الأربعاء، 4 سبتمبر 2013

المحاضرة الثانية


In some autoimmune diseases autoantibody is the only or main autoimmune feature of the disease and the pathology can be explained by the actions of the autoantibody. Therefore it is easy to classify these as antibody-mediated autoimmune diseases. Different classes of autoantibody, with different functions, can be produced in autoimmune diseases and cause pathology in a number of ways:
1.      Complement-mediated lysis:
Autoantibody binding to red blood cells can result in complement fixation and lysis of the red cells, leading to autoimmune haemolytic anaemia
2.      Opsonisation:
In autoimmune thrombocytopenia autoantibody binds to platelets and promotes their opsonisation by phagocytes in the liver and spleen (Figure.4). This leads to platelet deficiency (thrombocytopenia) and poor clotting.


3.      Inhibition of receptor function:
The disease myasthenia gravis involves the production of antibodies against the acetyl choline receptor, which is present on muscle fibers of the neuromuscular junction.
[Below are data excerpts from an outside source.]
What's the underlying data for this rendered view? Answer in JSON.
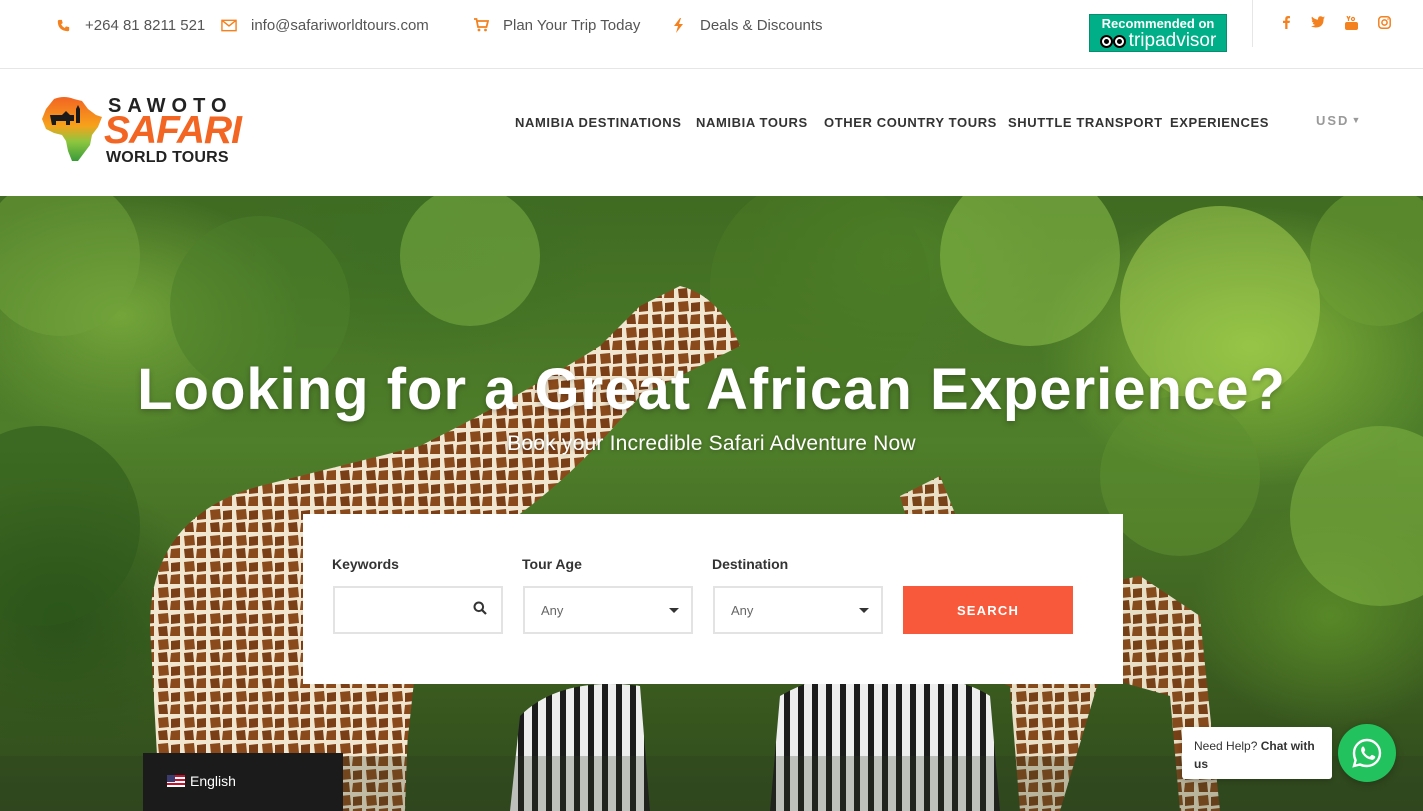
{
  "topbar": {
    "phone": {
      "icon": "phone-icon",
      "text": "+264 81 8211 521"
    },
    "email": {
      "icon": "envelope-icon",
      "text": "info@safariworldtours.com"
    },
    "plan": {
      "icon": "cart-icon",
      "text": "Plan Your Trip Today"
    },
    "deals": {
      "icon": "bolt-icon",
      "text": "Deals & Discounts"
    },
    "tripadvisor": {
      "line1": "Recommended on",
      "line2": "tripadvisor"
    },
    "social": [
      {
        "name": "facebook-icon",
        "glyph": "f"
      },
      {
        "name": "twitter-icon",
        "glyph": "t"
      },
      {
        "name": "youtube-icon",
        "glyph": "You"
      },
      {
        "name": "instagram-icon",
        "glyph": "◎"
      }
    ]
  },
  "header": {
    "logo": {
      "line1": "SAWOTO",
      "line2": "SAFARI",
      "line3": "WORLD TOURS"
    },
    "nav": [
      {
        "label": "NAMIBIA DESTINATIONS"
      },
      {
        "label": "NAMIBIA TOURS"
      },
      {
        "label": "OTHER COUNTRY TOURS"
      },
      {
        "label": "SHUTTLE TRANSPORT"
      },
      {
        "label": "EXPERIENCES"
      }
    ],
    "currency": "USD"
  },
  "hero": {
    "title": "Looking for a Great African Experience?",
    "subtitle": "Book your Incredible Safari Adventure Now"
  },
  "search": {
    "keywords_label": "Keywords",
    "keywords_value": "",
    "tour_age_label": "Tour Age",
    "tour_age_value": "Any",
    "destination_label": "Destination",
    "destination_value": "Any",
    "button": "SEARCH"
  },
  "language": {
    "label": "English"
  },
  "chat": {
    "prefix": "Need Help?",
    "bold": "Chat with us"
  },
  "colors": {
    "accent": "#f4811f",
    "search_button": "#f8593b",
    "whatsapp": "#22c35e",
    "tripadvisor": "#00af87"
  }
}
The autoantibodies bind to the acetyl choline receptors and prevent the binding of acetyl choline released at the nerve endings. This blocks transmission of signals across the neuromuscular junction, leading to muscle weakness.

4.      Stimulation of receptors:
For reasons that are not understood, in some cases antibodies against receptors can stimulate the receptor rather than block it. This happens in Grave’s disease where autoantibodies are produced against the thyroid-stimulating hormone (TSH) receptor present on thyroid epithelial cells (Figure.5). Stimulation of these cells results in thyroid overactivity with the symptoms of hyper-thyroidism – nervousness, tiredness, weight loss despite a good appetite and proptosis (bulging of the eyes).

5.      Blockage of biological function:
Some autoantibodies block the function of molecules other than receptors. Pernicious anemia results from autoantibodies against intrinsic factor. Intrinsic factor is produced in the stomach and binds to vitamin B12, enabling B12 to be absorbed from the intestine (Figure.6). The autoantibodies against intrinsic factor prevent the binding of B12 and hence its absorption, resulting in vitamin B12 deficiency. The vitamin deficiency leads to a lack of platelets and leukocytes and neurological changes.


6.      Deposition of immune complexes:
In SLE, immune complexes fail to be cleared from the blood and are deposited in various sites such as the kidney, skin and joints. The immune complexes then fix complement, which leads to an inflammatory response and damage to the affected tissues. In SLE this results in kidney and joint damage and characteristic skin rashes.